En el mundo feliz de las raíces vigorosas de la Moncloa, la crisis económica opera como el motor principal que mueve el lío catalán. La pobreza, la incertidumbre laboral y el sufrimiento social arrojan a miles de catalanes en brazos de una independencia que les promete trabajo, bienestar y un chalet en la costa.
En el Palau de la Generalitat creen algo parecido aunque sin tanta fe. El desastre económico amplifica una demanda social que existe y es real.
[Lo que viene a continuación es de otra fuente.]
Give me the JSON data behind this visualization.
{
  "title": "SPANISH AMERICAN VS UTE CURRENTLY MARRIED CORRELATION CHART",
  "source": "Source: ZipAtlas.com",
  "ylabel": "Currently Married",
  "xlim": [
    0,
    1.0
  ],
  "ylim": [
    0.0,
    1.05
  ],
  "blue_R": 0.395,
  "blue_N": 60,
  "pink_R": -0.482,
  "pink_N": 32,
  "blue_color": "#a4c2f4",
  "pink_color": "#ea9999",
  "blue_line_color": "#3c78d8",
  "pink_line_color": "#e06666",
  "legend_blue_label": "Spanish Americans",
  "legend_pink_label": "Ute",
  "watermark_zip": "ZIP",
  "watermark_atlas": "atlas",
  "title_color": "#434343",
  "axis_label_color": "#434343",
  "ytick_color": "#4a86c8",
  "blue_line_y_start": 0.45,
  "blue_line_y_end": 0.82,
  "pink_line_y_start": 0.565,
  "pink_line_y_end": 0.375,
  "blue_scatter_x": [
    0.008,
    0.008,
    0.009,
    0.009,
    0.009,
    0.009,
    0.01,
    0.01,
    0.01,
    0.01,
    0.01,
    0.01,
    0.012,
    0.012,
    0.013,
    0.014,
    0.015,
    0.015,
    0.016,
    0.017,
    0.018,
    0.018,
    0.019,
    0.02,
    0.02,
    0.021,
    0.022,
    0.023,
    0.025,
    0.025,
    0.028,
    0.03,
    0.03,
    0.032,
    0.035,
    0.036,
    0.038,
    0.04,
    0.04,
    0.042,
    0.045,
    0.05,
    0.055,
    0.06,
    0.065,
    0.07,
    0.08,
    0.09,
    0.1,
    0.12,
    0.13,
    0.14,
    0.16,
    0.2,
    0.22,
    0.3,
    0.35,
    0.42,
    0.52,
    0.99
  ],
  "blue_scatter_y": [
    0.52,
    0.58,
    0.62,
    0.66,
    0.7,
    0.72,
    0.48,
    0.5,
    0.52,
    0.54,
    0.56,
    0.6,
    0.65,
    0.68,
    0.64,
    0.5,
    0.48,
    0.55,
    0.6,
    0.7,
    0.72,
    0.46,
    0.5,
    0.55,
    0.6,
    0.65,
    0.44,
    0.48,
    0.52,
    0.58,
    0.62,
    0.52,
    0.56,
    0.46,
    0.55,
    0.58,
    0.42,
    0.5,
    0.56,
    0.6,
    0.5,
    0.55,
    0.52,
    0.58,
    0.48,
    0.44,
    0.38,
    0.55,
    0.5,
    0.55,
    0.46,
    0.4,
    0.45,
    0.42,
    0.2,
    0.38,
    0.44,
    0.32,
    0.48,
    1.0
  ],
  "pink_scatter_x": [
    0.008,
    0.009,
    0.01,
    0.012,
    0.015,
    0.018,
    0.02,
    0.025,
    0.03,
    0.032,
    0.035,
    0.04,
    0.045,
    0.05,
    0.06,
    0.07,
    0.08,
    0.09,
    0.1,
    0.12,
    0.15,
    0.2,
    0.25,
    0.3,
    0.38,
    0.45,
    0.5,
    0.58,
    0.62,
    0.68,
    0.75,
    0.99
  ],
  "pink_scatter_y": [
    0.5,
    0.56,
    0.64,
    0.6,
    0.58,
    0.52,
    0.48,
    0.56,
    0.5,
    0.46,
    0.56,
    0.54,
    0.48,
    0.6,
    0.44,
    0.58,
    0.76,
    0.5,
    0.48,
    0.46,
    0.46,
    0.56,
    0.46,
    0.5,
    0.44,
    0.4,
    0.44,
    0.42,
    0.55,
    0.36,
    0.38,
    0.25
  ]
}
El independentismo venía como una ola que debían coger si querían navegarla después, cuando comenzase a apaciguarse la marejada y llegase la hora de elegir sitio en la playa para ponerse al sol. Si no lo hacía CiU, lo haría Esquerra. Aquí no se despacha solo un conflicto sobre Catalunya y el modelo de Estado. Se está dirimiendo quién va a liderar el espacio nacionalista catalán, quién administrará la mayoría en la próxima generación.
PP y CiU coincidían plenamente en una estrategia. Esto se arreglaba con unas elecciones donde la chusca españolisimidad de los populares vapulearía al tibio federalismo socialista y el espíritu comercial convergente domaría la insurgencia republicana. El irrefrenable espíritu emprendedor de la familia Pujol ha derrumbado parte del decorado. Aquí y allí, Catalunya no era exactamente como nos la habían contado.
El resultado de unas elecciones anticipadas parece hoy incierto, un riesgo que pocos quieren asumir. Seguramente Mariano Rajoy y Artur Mas saben cuánto necesitan un acuerdo y hasta lo habrán hablado. Pero ambos han ido tan lejos en su discurso y su táctica que ahora el drama es cómo contárselo a los suyos sin resultar acusados de alta traición. Mientras, la gente sigue avisando en la calle de que esos no son sus problemas y el tiempo se acaba.